Just like the agonising wait for a title, the Chicago Cubs were made to sweat for the Game 7 victory, a Game 7 that had it all – runs, great and poor pitching, poor fielding and some wonderful, outstanding you-cannot-beat-it drama.
Up 6-3 at one point heading into the final two innings, the Cubs blew the lead – Aroldis Chapman blowing the save after Rajai Davis hit the tying homer – with the decider, after a slight rain delay – c'mon it's Game 7, the drama has to be prolonged – heading into the extra innings in the process.

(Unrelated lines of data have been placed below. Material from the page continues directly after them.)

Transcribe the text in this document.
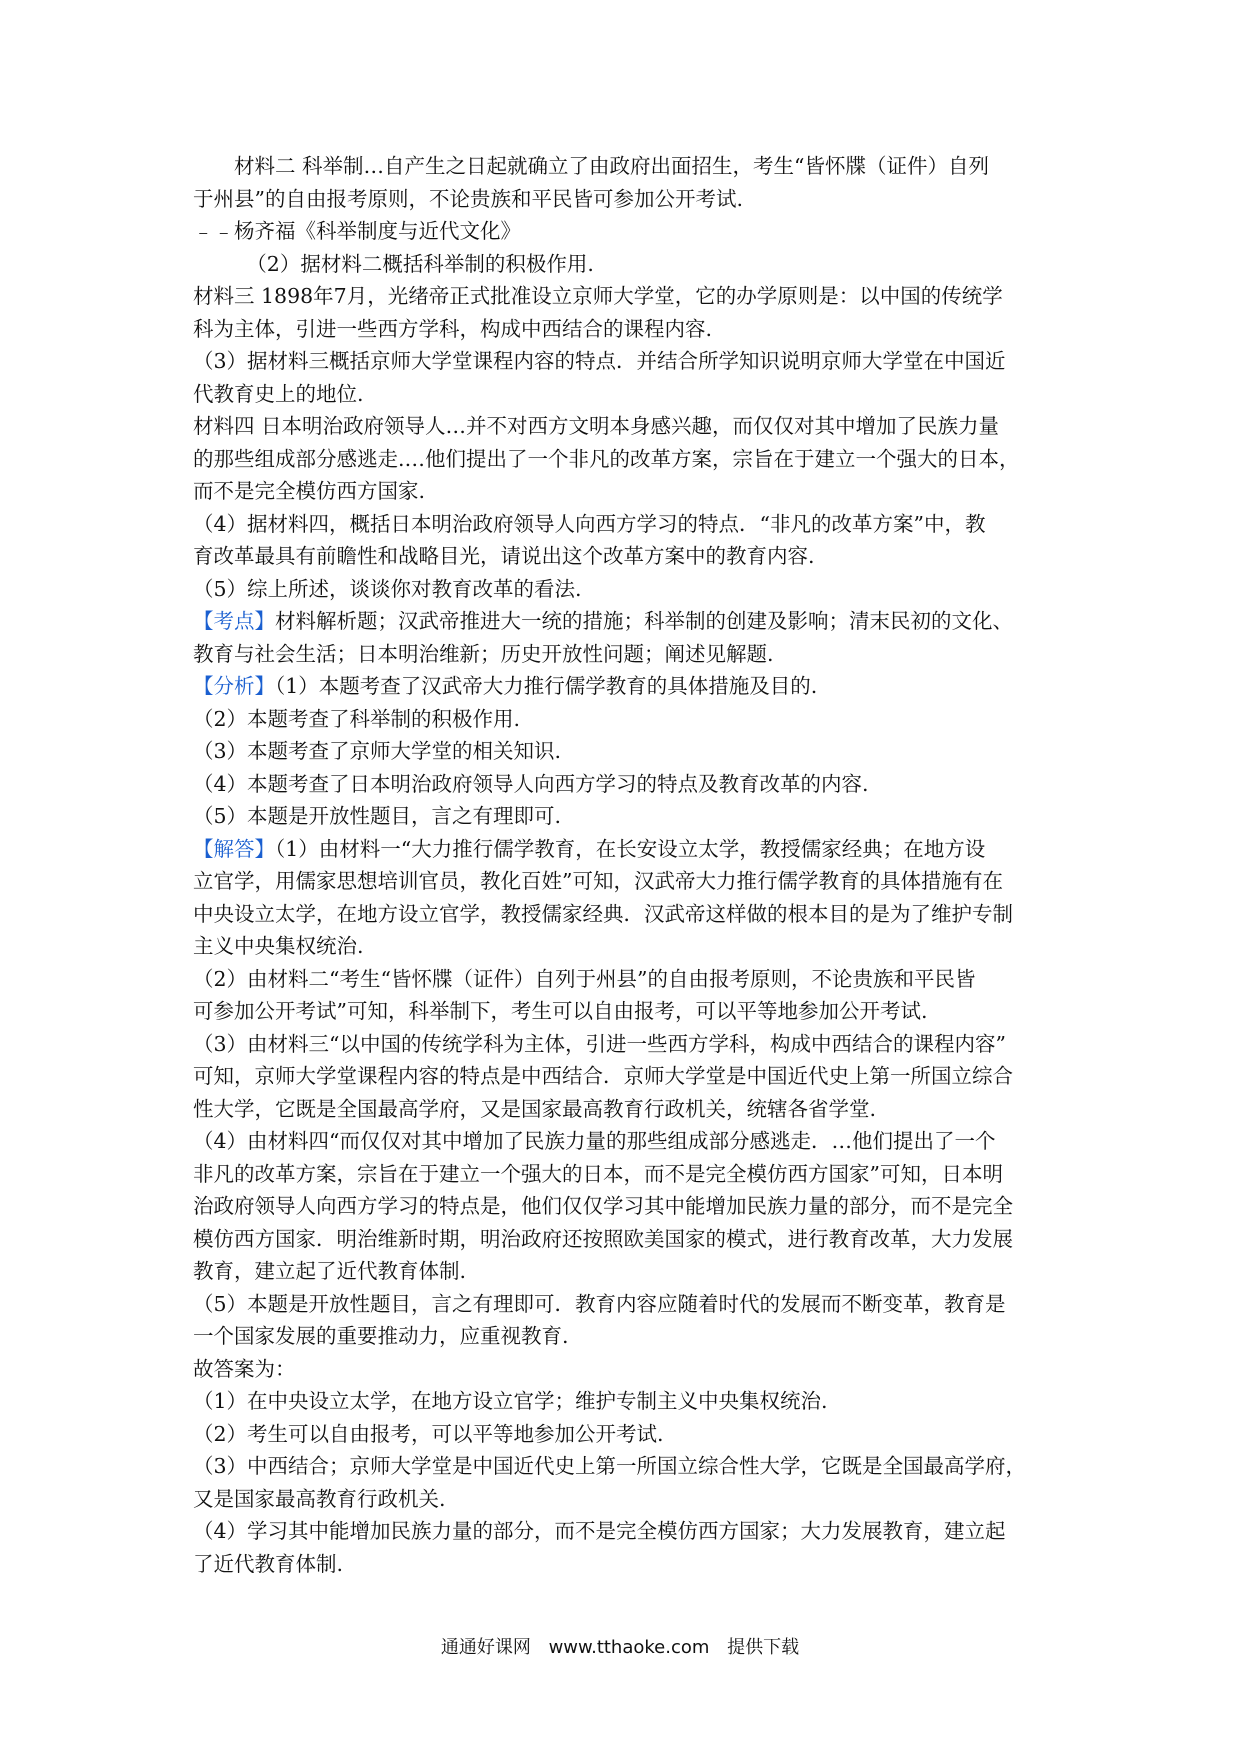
材料二 科举制…自产生之日起就确立了由政府出面招生，考生“皆怀牒（证件）自列
于州县”的自由报考原则，不论贵族和平民皆可参加公开考试.
﹣﹣杨齐福《科举制度与近代文化》
（2）据材料二概括科举制的积极作用.
材料三 1898年7月，光绪帝正式批准设立京师大学堂，它的办学原则是：以中国的传统学
科为主体，引进一些西方学科，构成中西结合的课程内容.
（3）据材料三概括京师大学堂课程内容的特点．并结合所学知识说明京师大学堂在中国近
代教育史上的地位.
材料四 日本明治政府领导人…并不对西方文明本身感兴趣，而仅仅对其中增加了民族力量
的那些组成部分感逃走.…他们提出了一个非凡的改革方案，宗旨在于建立一个强大的日本，
而不是完全模仿西方国家.
（4）据材料四，概括日本明治政府领导人向西方学习的特点．“非凡的改革方案”中，教
育改革最具有前瞻性和战略目光，请说出这个改革方案中的教育内容.
（5）综上所述，谈谈你对教育改革的看法.
【考点】材料解析题；汉武帝推进大一统的措施；科举制的创建及影响；清末民初的文化、
教育与社会生活；日本明治维新；历史开放性问题；阐述见解题.
【分析】（1）本题考查了汉武帝大力推行儒学教育的具体措施及目的.
（2）本题考查了科举制的积极作用.
（3）本题考查了京师大学堂的相关知识.
（4）本题考查了日本明治政府领导人向西方学习的特点及教育改革的内容.
（5）本题是开放性题目，言之有理即可.
【解答】（1）由材料一“大力推行儒学教育，在长安设立太学，教授儒家经典；在地方设
立官学，用儒家思想培训官员，教化百姓”可知，汉武帝大力推行儒学教育的具体措施有在
中央设立太学，在地方设立官学，教授儒家经典．汉武帝这样做的根本目的是为了维护专制
主义中央集权统治.
（2）由材料二“考生“皆怀牒（证件）自列于州县”的自由报考原则，不论贵族和平民皆
可参加公开考试”可知，科举制下，考生可以自由报考，可以平等地参加公开考试.
（3）由材料三“以中国的传统学科为主体，引进一些西方学科，构成中西结合的课程内容”
可知，京师大学堂课程内容的特点是中西结合．京师大学堂是中国近代史上第一所国立综合
性大学，它既是全国最高学府，又是国家最高教育行政机关，统辖各省学堂.
（4）由材料四“而仅仅对其中增加了民族力量的那些组成部分感逃走．…他们提出了一个
非凡的改革方案，宗旨在于建立一个强大的日本，而不是完全模仿西方国家”可知，日本明
治政府领导人向西方学习的特点是，他们仅仅学习其中能增加民族力量的部分，而不是完全
模仿西方国家．明治维新时期，明治政府还按照欧美国家的模式，进行教育改革，大力发展
教育，建立起了近代教育体制.
（5）本题是开放性题目，言之有理即可．教育内容应随着时代的发展而不断变革，教育是
一个国家发展的重要推动力，应重视教育.
故答案为：
（1）在中央设立太学，在地方设立官学；维护专制主义中央集权统治.
（2）考生可以自由报考，可以平等地参加公开考试.
（3）中西结合；京师大学堂是中国近代史上第一所国立综合性大学，它既是全国最高学府，
又是国家最高教育行政机关.
（4）学习其中能增加民族力量的部分，而不是完全模仿西方国家；大力发展教育，建立起
了近代教育体制.
通通好课网 www.tthaoke.com 提供下载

When it looked like the drought would go on for another year, Ben Zobrist drove the Cubs back into the lead at the top of the tenth innings, with pinch-hitter Miguel Montero adding the insurance run to make it 8-6.
That run would prove to be crucial too after the Indians brought it back to 8-7, but the Cubs would hold on in the end to script a truly wonderful victory.
The Cleveland Indians' wait for the championship will move into its 69th year, at least, and it is ironic that the NBA franchise from the same city – Cleveland Cavaliers -- pulled off a similar comeback as the Cubs in the finals, against the Golden State Warriors, earlier this year to snap a 52-year championship drought. The man who inspired that brilliant comeback – LeBron James – was watching from the stands of the Progressive Field, but his and the rest of the crowd's cheers weren't enough for the Indians to win their first crown since 1948.
The drought for baseball fans of Cleveland goes on, and a painful one this will be to take too, considering they were within a game of a title with three to play.